This follows a High Court ruling in April that overturned an earlier TRP ruling declaring that the transaction was flawed.
Printing group Novus stated on Friday that it had previously indicated it anticipated receiving a certificate of compliance on the transaction from the TRP on August 1, 2025. However, the TRP said it had received “certain complaints” and it had initiated an investigation into Novus' and Mustek's conduct concerning the mandatory offer.
In April, a High Court ruling declared as unconstitutional an earlier TRP ruling that the deal should not proceed, as the TRP found that Novus was “acting in concert” with the DRK Trust in structuring the transaction, which potentially put ICT distributor Mustek shareholders at a disadvantage.
Novus Holdings had announced its intention to acquire Mustek on November 15, 2025, triggering a mandatory offer after its shareholding in Mustek exceeded the 35% threshold. Mustek shareholders were given three options: R13 cash per Mustek share, R7 cash and one Novus share for each Mustek share, or 2 Novus shares for each Mustek share.
“Novus and Mustek are engaging with the TRP to resolve the TRP investigation as soon as possible and will provide Mustek shareholders with updates when appropriate,” said Novus directors.

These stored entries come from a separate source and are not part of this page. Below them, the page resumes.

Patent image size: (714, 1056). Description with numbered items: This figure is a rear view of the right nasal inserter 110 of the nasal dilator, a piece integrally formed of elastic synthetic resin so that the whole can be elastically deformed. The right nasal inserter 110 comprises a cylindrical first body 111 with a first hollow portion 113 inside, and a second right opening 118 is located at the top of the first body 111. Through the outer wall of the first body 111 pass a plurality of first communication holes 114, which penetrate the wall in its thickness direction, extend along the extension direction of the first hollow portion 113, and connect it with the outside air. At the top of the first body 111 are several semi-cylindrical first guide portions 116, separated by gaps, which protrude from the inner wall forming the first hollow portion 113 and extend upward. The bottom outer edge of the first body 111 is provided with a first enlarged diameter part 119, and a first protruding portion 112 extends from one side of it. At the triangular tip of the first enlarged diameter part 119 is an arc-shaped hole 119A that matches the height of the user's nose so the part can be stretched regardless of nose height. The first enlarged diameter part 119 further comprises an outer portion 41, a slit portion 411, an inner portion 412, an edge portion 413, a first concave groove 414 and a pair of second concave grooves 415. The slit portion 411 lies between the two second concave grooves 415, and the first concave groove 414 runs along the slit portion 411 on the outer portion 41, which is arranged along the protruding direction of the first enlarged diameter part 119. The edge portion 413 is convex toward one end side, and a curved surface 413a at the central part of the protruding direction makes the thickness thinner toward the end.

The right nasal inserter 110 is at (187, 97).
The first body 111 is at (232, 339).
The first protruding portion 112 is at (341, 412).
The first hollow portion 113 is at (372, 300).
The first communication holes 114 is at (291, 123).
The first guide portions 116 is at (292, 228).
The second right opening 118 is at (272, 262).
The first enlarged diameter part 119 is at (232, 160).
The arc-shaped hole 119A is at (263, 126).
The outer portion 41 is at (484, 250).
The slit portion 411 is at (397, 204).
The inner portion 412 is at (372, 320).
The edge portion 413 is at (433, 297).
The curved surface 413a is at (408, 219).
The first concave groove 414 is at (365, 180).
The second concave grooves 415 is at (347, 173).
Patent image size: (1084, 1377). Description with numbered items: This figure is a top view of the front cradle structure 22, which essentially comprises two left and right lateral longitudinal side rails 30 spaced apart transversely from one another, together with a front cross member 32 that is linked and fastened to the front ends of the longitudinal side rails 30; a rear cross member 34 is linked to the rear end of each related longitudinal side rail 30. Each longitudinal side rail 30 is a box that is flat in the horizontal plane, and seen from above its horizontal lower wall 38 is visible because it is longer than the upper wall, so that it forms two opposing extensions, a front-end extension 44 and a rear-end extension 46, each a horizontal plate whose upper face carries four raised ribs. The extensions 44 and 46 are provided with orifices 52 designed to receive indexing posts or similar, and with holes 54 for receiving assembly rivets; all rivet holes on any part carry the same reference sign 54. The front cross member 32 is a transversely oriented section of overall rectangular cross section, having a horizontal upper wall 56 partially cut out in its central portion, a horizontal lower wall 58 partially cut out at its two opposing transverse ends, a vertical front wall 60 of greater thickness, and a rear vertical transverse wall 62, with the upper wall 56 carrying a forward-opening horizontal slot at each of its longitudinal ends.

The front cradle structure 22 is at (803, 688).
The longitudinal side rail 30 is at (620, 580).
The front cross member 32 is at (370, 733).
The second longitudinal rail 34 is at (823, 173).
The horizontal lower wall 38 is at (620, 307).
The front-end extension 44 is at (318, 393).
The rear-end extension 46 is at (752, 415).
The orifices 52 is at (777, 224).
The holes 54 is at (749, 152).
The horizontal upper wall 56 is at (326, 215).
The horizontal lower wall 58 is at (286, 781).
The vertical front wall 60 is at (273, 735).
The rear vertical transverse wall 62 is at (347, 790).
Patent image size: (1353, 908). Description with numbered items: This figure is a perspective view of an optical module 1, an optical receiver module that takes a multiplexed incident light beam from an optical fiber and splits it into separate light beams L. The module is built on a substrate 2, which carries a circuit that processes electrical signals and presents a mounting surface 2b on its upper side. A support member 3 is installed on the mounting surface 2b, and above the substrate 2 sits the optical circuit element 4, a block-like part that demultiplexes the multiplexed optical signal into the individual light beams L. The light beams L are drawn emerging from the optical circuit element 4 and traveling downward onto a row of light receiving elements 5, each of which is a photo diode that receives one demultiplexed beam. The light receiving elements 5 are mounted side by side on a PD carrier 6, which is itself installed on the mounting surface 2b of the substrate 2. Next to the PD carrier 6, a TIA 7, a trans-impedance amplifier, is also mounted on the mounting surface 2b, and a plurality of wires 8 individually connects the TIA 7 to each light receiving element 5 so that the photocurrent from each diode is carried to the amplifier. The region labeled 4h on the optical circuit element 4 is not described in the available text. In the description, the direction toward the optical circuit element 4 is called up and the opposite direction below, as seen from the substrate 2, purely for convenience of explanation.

In the meantime, Novus is unable to proceed with the mandatory offer. Mustek shareholders who had accepted, or intended to accept, the mandatory offer should note that the settlement of the offer consideration would only occur after the TRP issues the required compliance certificate.
Novus’ share price fell 2.44% to R6.40 on Friday, while Mustek’s share price gained 3.69% to R13.50.